L’occultisme concerne toutes les couches sociales, à partir de la plus faible dont les membres vont avec leurs problèmes chez un « nganga » (guérisseur, sorcier), où ils sont soumis à des initiations traditionnelles. Cela s’applique aussi aux plus riches et plus haut placés. Une forte influence, sur ​​les personnes au pouvoir en Afrique et au Gabon, a la franc-maçonnerie. Il n’est pas un secret que le président du pays est le grand maître de la loge maçonnique au Gabon (une vidéo de sa prestation de serment est postée sur Internet) ; la Rose-Croix est aussi très forte, on peut rencontrer des personnes du haut rang qui pratiquent le vaudou.

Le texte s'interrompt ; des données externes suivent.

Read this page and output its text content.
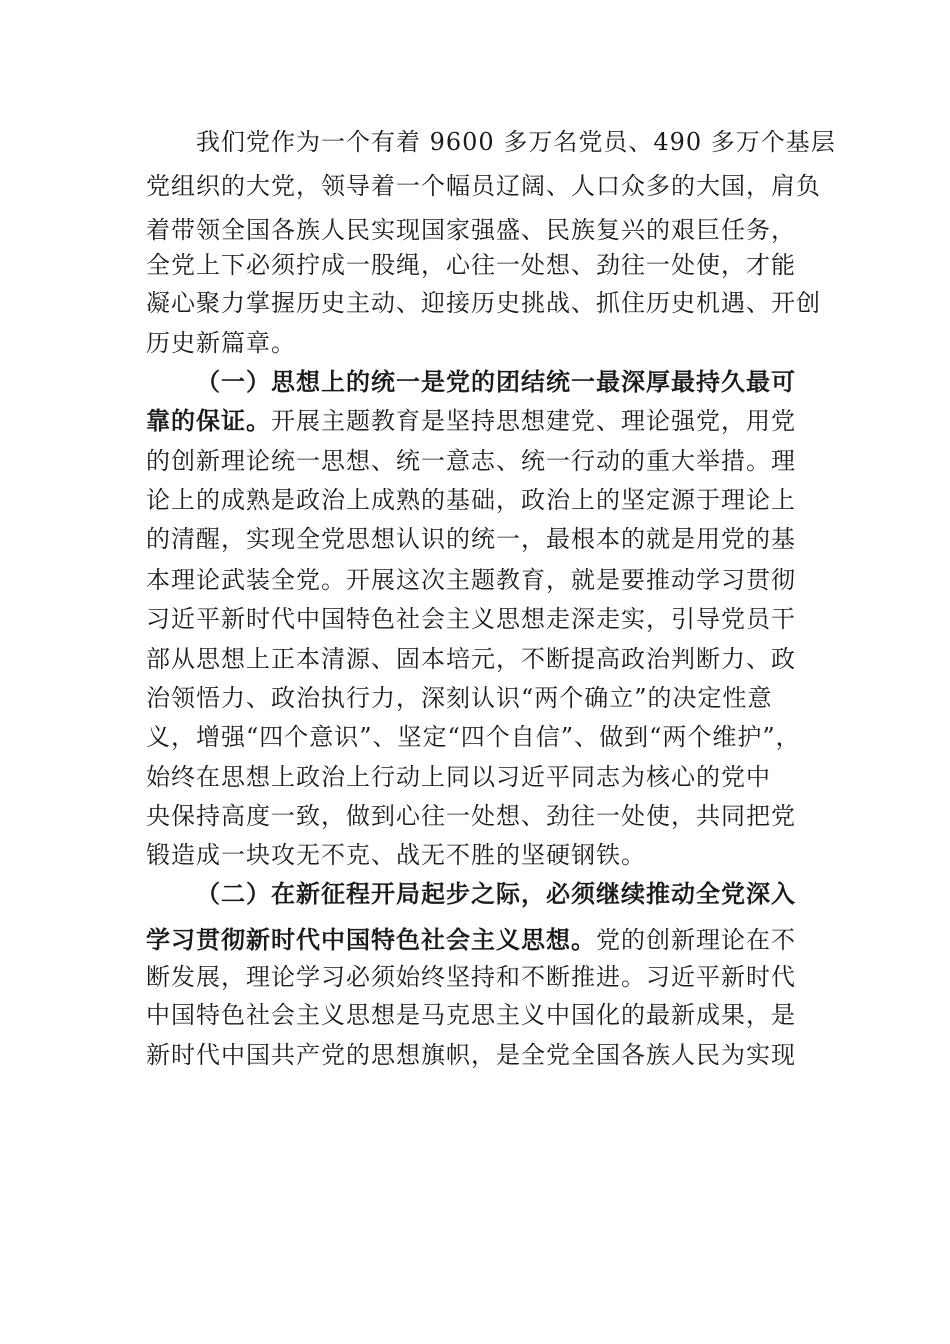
我们党作为一个有着 9600 多万名党员、490 多万个基层
党组织的大党，领导着一个幅员辽阔、人口众多的大国，肩负
着带领全国各族人民实现国家强盛、民族复兴的艰巨任务，
全党上下必须拧成一股绳，心往一处想、劲往一处使，才能
凝心聚力掌握历史主动、迎接历史挑战、抓住历史机遇、开创
历史新篇章。
（一）思想上的统一是党的团结统一最深厚最持久最可
靠的保证。开展主题教育是坚持思想建党、理论强党，用党
的创新理论统一思想、统一意志、统一行动的重大举措。理
论上的成熟是政治上成熟的基础，政治上的坚定源于理论上
的清醒，实现全党思想认识的统一，最根本的就是用党的基
本理论武装全党。开展这次主题教育，就是要推动学习贯彻
习近平新时代中国特色社会主义思想走深走实，引导党员干
部从思想上正本清源、固本培元，不断提高政治判断力、政
治领悟力、政治执行力，深刻认识“两个确立”的决定性意
义，增强“四个意识”、坚定“四个自信”、做到“两个维护”，
始终在思想上政治上行动上同以习近平同志为核心的党中
央保持高度一致，做到心往一处想、劲往一处使，共同把党
锻造成一块攻无不克、战无不胜的坚硬钢铁。
（二）在新征程开局起步之际，必须继续推动全党深入
学习贯彻新时代中国特色社会主义思想。党的创新理论在不
断发展，理论学习必须始终坚持和不断推进。习近平新时代
中国特色社会主义思想是马克思主义中国化的最新成果，是
新时代中国共产党的思想旗帜，是全党全国各族人民为实现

Ce qui est difficile à comprendre de notre point de vue sur cette mentalité, c’est qu’il y ait  parfois un manque de volonté de changement, d’amélioration de la qualité de vie quotidienne. La pensée est parfois myope. Par peur de ne pas pouvoir assurer le quotidien, certains saisissent toutes les opportunités, y compris le mensonge, la débrouillardise en tout genre et le vol. Le laxisme moral concernant les questions sexuelles est d’un très haut niveau.

Alors, que devons-nous faire? L’essentiel pour nous, missionnaires est de vivre la vie chrétienne – aimer Dieu de tout notre cœur, de l’esprit, et le prochain comme nous-mêmes. Cela conditionne et dicte tout le reste. Vu la mauvaise formation religieuse des catholiques et souvent les migrations vers d’autres églises et sectes – il nous faut toujours continuer à développer la pastorale des groupes paroissiaux, où les chrétiens pourraient être formés. La messe du dimanche s’avère souvent insuffisante pour la persévérance et la croissance dans la foi. Tout type de travail pastoral, selon l’inspiration du Saint-Esprit est souhaitable, en gardant à l’esprit avant tout la supériorité de la proclamation de l’Évangile par les œuvres plutôt que par les mots. Il y a encore beaucoup de travail pour le développement des structures matérielles de l’Église, des églises, des chapelles, des salles de pastorale. Il y a beaucoup de projets qui peuvent être réalisés selon l’inspiration de Dieu, nos forces et capacités.

Dans la vie quotidienne on ressent le soutien spirituel de l’Ordre, ainsi que celui de nombreux amis qui prient pour les missionnaires. Ce soutien est une grande aide pour nous, pour persévérer dans la fidélité à Dieu, de ne pas l’abandonner et de toujours recommencer notre engagement chrétien. Une grande aide c’est également tout le soutien matériel ; grâce à lui nous pouvons travailler sur les missions et réaliser des projets pour la gloire de Dieu et pour le bien du peuple. Et pour cette aide, que Dieu vous bénisse, lui, qui est généreux dans sa grâce envers ceux qui partagent généreusement leurs biens avec les autres.